A: The trinomial representation of a rectangle's area is significant because it allows us to understand the relationship between the area of a rectangle and its dimensions. It also provides a mathematical framework for solving problems involving rectangles and their areas.

Q: How can I apply this knowledge to real-world problems?

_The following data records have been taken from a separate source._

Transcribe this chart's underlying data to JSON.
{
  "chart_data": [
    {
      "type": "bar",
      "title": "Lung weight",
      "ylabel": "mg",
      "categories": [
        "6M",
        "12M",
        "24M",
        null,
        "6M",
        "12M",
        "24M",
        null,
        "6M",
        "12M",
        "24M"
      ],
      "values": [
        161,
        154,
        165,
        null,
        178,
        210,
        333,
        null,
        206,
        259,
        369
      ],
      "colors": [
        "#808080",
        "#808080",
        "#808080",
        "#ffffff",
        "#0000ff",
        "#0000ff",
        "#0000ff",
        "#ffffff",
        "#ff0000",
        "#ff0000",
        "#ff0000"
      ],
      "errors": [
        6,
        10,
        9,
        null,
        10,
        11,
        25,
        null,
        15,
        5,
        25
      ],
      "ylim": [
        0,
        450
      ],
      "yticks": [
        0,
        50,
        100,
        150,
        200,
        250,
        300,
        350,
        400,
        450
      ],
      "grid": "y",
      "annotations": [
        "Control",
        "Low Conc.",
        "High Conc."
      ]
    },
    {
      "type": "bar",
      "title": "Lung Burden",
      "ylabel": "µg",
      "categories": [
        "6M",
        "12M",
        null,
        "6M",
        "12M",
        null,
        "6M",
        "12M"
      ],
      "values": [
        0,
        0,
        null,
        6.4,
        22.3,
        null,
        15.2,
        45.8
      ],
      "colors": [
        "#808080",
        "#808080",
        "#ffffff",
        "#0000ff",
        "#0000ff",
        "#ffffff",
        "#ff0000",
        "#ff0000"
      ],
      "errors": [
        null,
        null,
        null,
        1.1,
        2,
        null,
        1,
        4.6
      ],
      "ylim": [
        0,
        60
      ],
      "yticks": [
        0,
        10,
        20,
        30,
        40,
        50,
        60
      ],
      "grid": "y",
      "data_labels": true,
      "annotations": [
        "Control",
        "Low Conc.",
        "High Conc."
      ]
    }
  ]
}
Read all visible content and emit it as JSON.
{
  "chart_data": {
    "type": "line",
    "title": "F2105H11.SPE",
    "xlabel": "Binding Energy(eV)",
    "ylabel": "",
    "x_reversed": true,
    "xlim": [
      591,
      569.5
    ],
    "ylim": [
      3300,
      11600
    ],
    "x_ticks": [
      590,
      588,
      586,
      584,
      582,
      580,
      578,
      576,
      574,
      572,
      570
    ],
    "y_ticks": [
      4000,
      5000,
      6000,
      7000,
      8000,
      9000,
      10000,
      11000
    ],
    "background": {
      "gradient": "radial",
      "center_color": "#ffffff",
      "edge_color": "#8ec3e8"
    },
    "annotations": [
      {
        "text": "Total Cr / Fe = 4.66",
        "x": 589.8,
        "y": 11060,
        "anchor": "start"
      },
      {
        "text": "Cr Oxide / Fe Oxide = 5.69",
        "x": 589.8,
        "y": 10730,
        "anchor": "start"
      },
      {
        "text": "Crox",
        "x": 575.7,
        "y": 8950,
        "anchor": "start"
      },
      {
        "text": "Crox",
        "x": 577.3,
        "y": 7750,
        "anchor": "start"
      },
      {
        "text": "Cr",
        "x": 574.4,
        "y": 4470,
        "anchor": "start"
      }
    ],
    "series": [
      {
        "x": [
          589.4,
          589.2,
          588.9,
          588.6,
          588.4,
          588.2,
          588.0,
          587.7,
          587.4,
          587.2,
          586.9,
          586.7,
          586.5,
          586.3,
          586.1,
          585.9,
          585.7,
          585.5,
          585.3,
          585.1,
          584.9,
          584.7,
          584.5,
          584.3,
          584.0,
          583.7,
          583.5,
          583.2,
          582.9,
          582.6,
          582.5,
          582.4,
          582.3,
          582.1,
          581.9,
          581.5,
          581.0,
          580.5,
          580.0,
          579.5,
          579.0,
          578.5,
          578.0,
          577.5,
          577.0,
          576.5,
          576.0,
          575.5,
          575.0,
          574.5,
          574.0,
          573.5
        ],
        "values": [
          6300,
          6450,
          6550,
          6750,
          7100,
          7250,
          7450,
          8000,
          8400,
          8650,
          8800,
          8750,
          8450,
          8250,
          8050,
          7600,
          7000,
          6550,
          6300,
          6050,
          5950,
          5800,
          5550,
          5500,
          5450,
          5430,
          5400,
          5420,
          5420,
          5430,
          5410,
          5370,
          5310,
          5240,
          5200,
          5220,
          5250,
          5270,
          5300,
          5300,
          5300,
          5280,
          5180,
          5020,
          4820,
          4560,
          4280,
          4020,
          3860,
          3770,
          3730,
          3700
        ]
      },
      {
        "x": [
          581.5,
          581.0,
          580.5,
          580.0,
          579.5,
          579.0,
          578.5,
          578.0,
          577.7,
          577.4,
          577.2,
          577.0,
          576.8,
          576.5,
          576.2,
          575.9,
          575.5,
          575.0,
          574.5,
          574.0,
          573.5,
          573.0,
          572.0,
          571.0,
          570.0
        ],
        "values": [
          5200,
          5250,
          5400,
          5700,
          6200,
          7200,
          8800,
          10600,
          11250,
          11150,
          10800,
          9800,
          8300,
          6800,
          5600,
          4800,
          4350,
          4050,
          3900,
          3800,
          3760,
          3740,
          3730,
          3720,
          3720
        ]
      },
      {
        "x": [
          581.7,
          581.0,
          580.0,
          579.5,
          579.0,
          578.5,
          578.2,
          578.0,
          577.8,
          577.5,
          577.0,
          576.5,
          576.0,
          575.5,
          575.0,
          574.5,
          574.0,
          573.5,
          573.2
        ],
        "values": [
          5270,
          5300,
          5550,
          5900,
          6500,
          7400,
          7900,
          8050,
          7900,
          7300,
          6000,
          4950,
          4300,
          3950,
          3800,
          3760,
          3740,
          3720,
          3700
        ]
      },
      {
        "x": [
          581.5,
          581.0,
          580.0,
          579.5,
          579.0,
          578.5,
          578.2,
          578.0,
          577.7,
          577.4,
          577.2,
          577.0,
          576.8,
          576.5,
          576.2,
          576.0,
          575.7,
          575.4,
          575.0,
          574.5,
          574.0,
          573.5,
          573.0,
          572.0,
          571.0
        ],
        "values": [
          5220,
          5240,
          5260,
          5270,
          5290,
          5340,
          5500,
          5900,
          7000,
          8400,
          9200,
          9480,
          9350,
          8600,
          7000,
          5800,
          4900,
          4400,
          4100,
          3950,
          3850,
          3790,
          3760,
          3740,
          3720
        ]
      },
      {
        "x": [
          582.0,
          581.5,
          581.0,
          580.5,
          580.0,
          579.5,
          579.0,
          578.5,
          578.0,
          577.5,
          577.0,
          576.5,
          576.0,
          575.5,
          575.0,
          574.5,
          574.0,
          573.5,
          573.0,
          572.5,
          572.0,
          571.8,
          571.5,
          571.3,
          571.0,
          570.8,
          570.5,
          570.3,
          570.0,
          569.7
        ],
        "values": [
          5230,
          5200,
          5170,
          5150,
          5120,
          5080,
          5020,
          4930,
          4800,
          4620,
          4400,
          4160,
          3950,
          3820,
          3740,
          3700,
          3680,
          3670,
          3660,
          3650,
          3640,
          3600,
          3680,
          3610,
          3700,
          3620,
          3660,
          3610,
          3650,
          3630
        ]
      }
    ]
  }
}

A: You can apply this knowledge to real-world problems by using the trinomial representation of a rectangle's area to solve problems involving rectangles and their areas. For example, you can use this knowledge to calculate the area of a rectangle given its dimensions, or to find the dimensions of a rectangle given its area.

Conclusion

In conclusion, the trinomial representation of a rectangle's area is a powerful tool for understanding the relationship between the area of a rectangle and its dimensions. By factoring the trinomial into the product of two binomials, we can identify the binomial representation of the width and length of the rectangle. This knowledge can be applied to real-world problems involving rectangles and their areas.